Auf der Bühne lässt Ambacher solche Gedanken hinter sich. Der Auftritt in der Vorweihnachtszeit im Oberanger Theater ist ein Heimspiel. Fast jeder Platz ist besetzt, die Zuschauer lachen, noch ehe Miss Piggy ein Wort sagt. Sie applaudieren, noch ehe sie zu tanzen beginnt. Ambacher investiert viel, wenn er auftritt. Er sucht die Stoffe für die Kleider selbst aus, eine Schneiderin näht dann die Kostüme.

Stunden vor Showbeginn ist er im Oberanger Theater, kümmert sich um die Reservierungen und die Bestuhlung. Allein zwei Stunden benötigt er, um sich zu schminken. Jeden Lidstrich zieht er selbst, jeden Tupfer Rouge trägt er allein auf. "Es ist ein Knochenjob", sagt Ambacher. Doch dann muss er lachen.

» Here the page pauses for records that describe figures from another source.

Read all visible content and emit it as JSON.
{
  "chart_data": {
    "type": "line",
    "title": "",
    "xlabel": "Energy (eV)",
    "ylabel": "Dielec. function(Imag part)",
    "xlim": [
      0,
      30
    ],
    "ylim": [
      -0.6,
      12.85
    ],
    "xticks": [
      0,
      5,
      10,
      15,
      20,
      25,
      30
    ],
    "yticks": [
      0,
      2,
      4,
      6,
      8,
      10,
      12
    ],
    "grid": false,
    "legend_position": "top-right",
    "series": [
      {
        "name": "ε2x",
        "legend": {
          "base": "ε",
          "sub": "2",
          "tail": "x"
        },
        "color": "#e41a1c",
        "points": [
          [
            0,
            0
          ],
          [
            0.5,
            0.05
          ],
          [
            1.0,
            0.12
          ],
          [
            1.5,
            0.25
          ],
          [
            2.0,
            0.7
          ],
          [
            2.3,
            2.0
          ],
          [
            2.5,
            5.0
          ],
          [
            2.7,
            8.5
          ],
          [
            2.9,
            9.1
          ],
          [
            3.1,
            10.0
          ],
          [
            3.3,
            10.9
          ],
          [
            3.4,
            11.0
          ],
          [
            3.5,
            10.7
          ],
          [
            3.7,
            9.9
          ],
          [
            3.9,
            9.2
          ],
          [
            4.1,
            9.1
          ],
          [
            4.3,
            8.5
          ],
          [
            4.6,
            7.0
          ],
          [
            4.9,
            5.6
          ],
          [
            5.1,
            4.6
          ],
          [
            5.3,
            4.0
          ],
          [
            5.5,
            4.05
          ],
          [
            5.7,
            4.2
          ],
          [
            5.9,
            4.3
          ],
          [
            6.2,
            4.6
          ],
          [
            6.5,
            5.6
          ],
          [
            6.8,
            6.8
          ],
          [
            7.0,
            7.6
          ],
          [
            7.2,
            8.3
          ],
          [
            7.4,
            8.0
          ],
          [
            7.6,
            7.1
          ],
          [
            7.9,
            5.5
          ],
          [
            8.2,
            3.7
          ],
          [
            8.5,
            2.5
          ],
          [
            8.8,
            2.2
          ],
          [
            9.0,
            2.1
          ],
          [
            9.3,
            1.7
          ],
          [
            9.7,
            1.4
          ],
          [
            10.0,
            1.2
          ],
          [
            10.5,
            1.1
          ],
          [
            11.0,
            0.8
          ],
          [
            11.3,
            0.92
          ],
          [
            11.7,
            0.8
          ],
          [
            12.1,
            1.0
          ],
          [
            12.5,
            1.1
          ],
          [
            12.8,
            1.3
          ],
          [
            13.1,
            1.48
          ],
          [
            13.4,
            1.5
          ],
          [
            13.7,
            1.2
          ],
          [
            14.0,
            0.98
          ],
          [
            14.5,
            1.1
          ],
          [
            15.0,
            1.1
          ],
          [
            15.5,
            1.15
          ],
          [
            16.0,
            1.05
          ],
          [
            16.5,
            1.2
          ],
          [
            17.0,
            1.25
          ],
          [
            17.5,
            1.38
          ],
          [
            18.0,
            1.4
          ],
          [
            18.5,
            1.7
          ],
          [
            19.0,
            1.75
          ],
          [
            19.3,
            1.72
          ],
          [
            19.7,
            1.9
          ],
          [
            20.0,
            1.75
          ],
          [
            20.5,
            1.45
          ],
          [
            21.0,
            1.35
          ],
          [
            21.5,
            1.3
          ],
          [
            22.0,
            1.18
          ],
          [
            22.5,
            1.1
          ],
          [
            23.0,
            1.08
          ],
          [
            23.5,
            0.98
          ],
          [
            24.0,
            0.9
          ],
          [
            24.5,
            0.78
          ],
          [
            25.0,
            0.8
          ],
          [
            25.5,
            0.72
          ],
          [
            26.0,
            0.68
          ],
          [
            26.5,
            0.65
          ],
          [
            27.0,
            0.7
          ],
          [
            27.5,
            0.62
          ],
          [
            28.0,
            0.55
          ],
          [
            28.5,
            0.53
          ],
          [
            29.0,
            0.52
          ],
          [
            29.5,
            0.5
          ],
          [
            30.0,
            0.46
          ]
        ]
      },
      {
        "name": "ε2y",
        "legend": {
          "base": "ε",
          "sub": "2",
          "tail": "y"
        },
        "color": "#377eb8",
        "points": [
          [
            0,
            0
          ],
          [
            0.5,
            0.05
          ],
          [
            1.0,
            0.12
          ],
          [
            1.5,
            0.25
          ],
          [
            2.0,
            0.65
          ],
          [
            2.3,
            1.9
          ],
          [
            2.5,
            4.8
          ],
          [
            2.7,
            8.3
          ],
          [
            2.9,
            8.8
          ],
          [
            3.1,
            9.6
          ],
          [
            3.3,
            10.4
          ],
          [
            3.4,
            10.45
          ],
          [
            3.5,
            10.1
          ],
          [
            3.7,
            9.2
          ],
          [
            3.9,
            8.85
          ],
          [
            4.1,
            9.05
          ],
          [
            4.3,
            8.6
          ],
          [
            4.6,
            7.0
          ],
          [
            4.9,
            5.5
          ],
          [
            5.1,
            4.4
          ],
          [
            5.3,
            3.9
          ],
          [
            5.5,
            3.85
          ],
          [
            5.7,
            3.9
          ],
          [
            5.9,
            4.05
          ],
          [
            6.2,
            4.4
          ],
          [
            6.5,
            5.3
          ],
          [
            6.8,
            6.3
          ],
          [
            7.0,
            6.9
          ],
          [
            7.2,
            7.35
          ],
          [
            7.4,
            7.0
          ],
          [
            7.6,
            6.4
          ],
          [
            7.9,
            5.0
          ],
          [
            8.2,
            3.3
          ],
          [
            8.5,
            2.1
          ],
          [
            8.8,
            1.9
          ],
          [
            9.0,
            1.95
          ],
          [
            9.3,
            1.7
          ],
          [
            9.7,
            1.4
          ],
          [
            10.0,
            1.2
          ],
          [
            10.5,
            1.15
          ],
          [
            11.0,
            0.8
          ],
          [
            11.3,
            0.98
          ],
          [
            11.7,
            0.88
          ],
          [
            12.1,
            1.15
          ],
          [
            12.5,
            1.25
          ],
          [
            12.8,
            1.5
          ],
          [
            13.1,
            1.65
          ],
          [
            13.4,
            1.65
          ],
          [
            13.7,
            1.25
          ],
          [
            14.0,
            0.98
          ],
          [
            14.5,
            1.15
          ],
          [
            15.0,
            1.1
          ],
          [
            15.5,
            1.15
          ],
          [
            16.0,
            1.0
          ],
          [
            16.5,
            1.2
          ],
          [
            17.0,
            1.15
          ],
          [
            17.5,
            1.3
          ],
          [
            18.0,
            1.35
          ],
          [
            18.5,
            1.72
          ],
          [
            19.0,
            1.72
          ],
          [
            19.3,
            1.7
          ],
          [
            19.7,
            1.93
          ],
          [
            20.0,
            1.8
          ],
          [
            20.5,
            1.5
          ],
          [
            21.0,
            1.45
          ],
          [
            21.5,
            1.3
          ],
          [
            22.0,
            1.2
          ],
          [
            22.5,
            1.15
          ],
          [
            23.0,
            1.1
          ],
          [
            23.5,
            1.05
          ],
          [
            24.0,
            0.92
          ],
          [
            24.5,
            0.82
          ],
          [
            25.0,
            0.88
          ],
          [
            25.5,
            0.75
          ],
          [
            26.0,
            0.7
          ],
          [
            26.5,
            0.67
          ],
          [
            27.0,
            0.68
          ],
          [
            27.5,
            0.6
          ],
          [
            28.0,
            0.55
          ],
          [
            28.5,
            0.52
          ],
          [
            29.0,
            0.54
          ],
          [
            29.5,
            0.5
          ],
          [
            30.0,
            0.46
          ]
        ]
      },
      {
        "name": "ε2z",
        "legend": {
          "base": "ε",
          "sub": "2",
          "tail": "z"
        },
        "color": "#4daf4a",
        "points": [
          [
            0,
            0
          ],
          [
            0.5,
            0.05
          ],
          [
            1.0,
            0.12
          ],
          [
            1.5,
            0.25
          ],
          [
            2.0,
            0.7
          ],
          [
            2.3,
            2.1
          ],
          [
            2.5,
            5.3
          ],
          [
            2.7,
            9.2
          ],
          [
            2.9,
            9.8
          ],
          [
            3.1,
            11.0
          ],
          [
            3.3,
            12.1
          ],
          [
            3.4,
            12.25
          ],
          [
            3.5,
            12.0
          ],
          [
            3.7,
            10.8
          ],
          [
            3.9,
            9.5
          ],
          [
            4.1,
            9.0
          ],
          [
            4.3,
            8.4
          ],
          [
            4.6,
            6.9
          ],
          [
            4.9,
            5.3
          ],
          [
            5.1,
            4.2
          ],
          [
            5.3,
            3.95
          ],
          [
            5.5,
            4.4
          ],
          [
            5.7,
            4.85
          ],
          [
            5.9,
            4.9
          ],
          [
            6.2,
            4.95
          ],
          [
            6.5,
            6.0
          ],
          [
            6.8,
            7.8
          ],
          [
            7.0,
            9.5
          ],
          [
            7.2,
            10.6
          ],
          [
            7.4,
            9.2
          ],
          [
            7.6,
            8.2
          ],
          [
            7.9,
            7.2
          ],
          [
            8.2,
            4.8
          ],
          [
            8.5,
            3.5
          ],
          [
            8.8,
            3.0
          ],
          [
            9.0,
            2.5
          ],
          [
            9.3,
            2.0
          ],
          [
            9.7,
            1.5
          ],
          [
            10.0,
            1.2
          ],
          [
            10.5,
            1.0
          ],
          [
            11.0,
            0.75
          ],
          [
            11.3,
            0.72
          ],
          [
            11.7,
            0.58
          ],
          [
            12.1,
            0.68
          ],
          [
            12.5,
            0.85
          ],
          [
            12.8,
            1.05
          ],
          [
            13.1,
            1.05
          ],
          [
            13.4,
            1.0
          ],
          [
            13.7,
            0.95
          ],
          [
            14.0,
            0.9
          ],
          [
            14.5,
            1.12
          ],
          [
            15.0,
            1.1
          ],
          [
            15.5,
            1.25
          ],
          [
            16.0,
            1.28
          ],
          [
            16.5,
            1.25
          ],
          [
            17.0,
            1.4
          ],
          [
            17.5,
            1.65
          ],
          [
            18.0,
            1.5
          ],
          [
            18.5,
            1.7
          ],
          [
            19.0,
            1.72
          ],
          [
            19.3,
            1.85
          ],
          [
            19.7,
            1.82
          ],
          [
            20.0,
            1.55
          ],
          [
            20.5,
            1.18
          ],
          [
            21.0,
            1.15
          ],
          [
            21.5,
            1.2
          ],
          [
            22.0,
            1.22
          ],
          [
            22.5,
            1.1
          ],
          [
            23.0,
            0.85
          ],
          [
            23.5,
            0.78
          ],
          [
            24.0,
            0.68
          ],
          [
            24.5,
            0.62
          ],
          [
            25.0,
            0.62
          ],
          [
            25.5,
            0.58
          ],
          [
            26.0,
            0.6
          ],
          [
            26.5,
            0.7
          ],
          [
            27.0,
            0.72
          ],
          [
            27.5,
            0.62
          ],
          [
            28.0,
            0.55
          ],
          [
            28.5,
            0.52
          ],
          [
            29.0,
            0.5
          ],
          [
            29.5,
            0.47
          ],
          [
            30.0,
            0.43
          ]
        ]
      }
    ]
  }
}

Nach der Show legt der Travestiekünstler die Miss Piggy wieder beiseite. Auch als Peter Ambacher trägt er gerne knallige Farben, am liebsten Rot. Aber keine Frauenkleider. Er trennt die beiden Existenzen: eine Rolle, ein Leben. "Ich will ja auf der Straße nicht für durchgeknallt gehalten werden." Piggy wird er trotzdem von allen auch dann noch gerufen.

Wie lange Ambacher sein Leben noch mit der Dame Miss Piggy teilt? Bis 70 mindestens, sagt er. "Solange ich noch auf Stöckelschuhen laufen kann."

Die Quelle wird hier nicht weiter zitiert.